Le plus isolé de tous les ports ouverts est Syong-Chin, situé sur la côte nord-est, dans la province de Ham-kyong, à environ cent vingt milles de Won-san. Il a été ouvert en mai 1899 ; le commerce, qui se fait surtout avec Won-san et qui est aux mains des Japonais, est peu important. Il peut se développer, car il y a de l’or, du cuivre et de la houille à peu de distance de la ville. Il y a également des carrières de granit blanc dans les environs. La pêche, le long de la côte, nourrit une colonie de Japonais ; dans la province, on élève un grand nombre de bestiaux pour le marché, et on cultive la fève dans le pays d’alentour. Les exportations comprennent les fèves, les peaux et le poisson ; les importations sont la cérosine, les allumettes et les cotons. Il n’y a aucun commerce indigène direct avec le Japon. L’état actuel de Syong-chin indique qu’il a été autrefois une importante

ville fortifiée. On y voit les ruines d’une haute muraille, surmontée de tourelles et de créneaux. Le temps, la pauvreté et l’incurie l’ont réduit à sa situation présente. La population indigène est peu nombreuse. Le mouillage n’est guère autre chose qu’une rade ouverte. Il est facile d’accès, bien creusé, et de fond excellent. Les navires tirant dix pieds peuvent mouiller à très peu de distance du rivage. Les brouillards et les grands vents règnent au printemps, mais, en somme, le climat est plus tempéré, en toutes saisons, que celui de Won-san.

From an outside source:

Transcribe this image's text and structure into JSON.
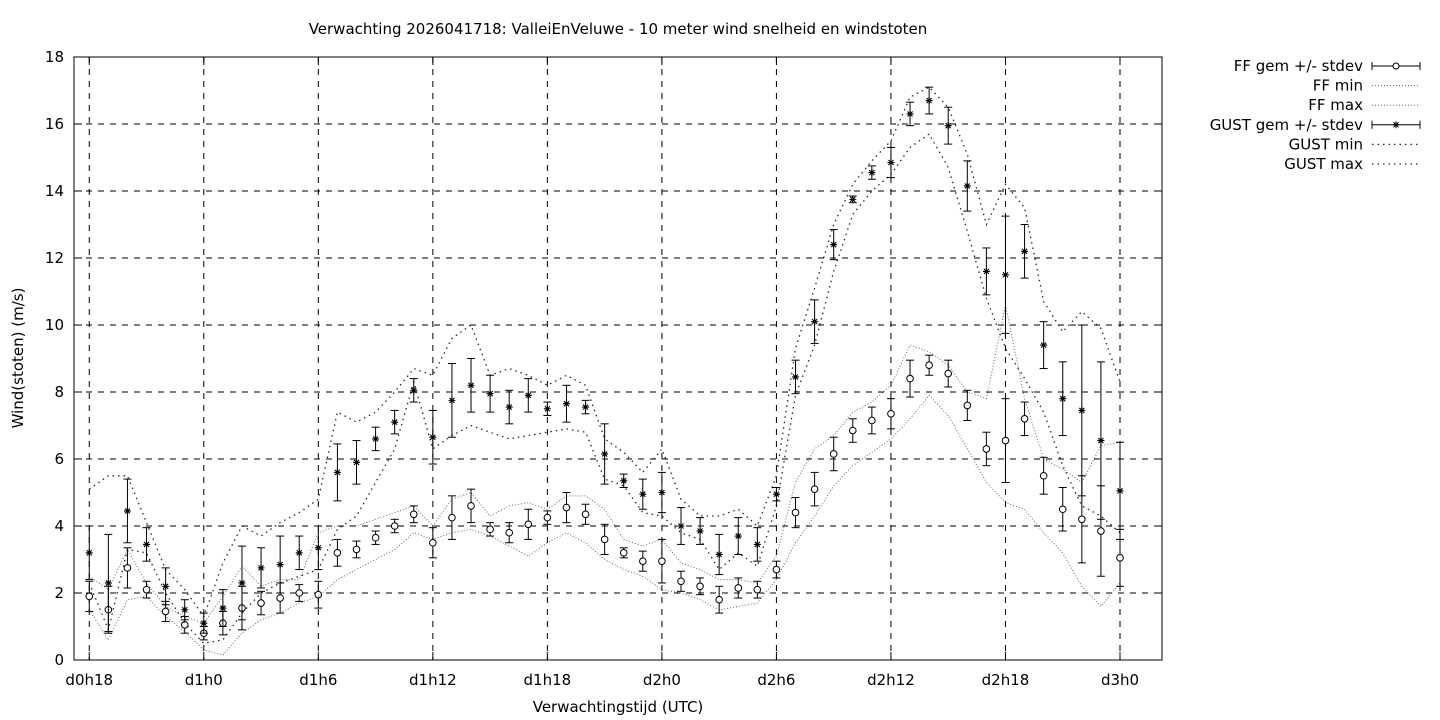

VUE DU PARC D’UN NOTABLE CORÉEN AUX ENVIRONS DE SÉOUL

Le port est situé près du quarante et unième parallèle, faisant presque face au nord-est, à mi-chemin entre Won-san et Vladivostok. Le vent qui domine, hiver comme été, souffle du sud-ouest. C’est seulement dans les moments de troubles atmosphériques, peu fréquents dans ces parages, qu’un vent du nord-est rend le mouillage peu sûr, et force les navires à changer leurs amarres et à se porter à l’extrémité nord-est de la baie, où la pointe de Sarako leur offre un abri. À deux cents mètres du rivage, on a cinq brasses d’eau. La hauteur des grandes marées est d’environ deux pieds. Il n’existe aucun obstacle à la construction d’un débarcadère et d’un port. Quand le port fut ouvert, la ville indigène se composait de quelques huttes. Depuis, on a bâti environ 250 maisons, et d’autres sont en construction. Il est probable que, dans un court laps de temps, Syong-chin supplantera la ville voisine de Im-myong, comme marché. La colonie étrangère est représentée par un consul japonais et son personnel, une force de police et des employés de poste, un maître d’école, un expéditeur et des ouvriers, tous Japonais. Un médecin anglais, appartenant a la Mission canadienne, y réside avec sa famille. La seule maison étrangère construite dans les limites de la colonie est celle occupée par le consul japonais.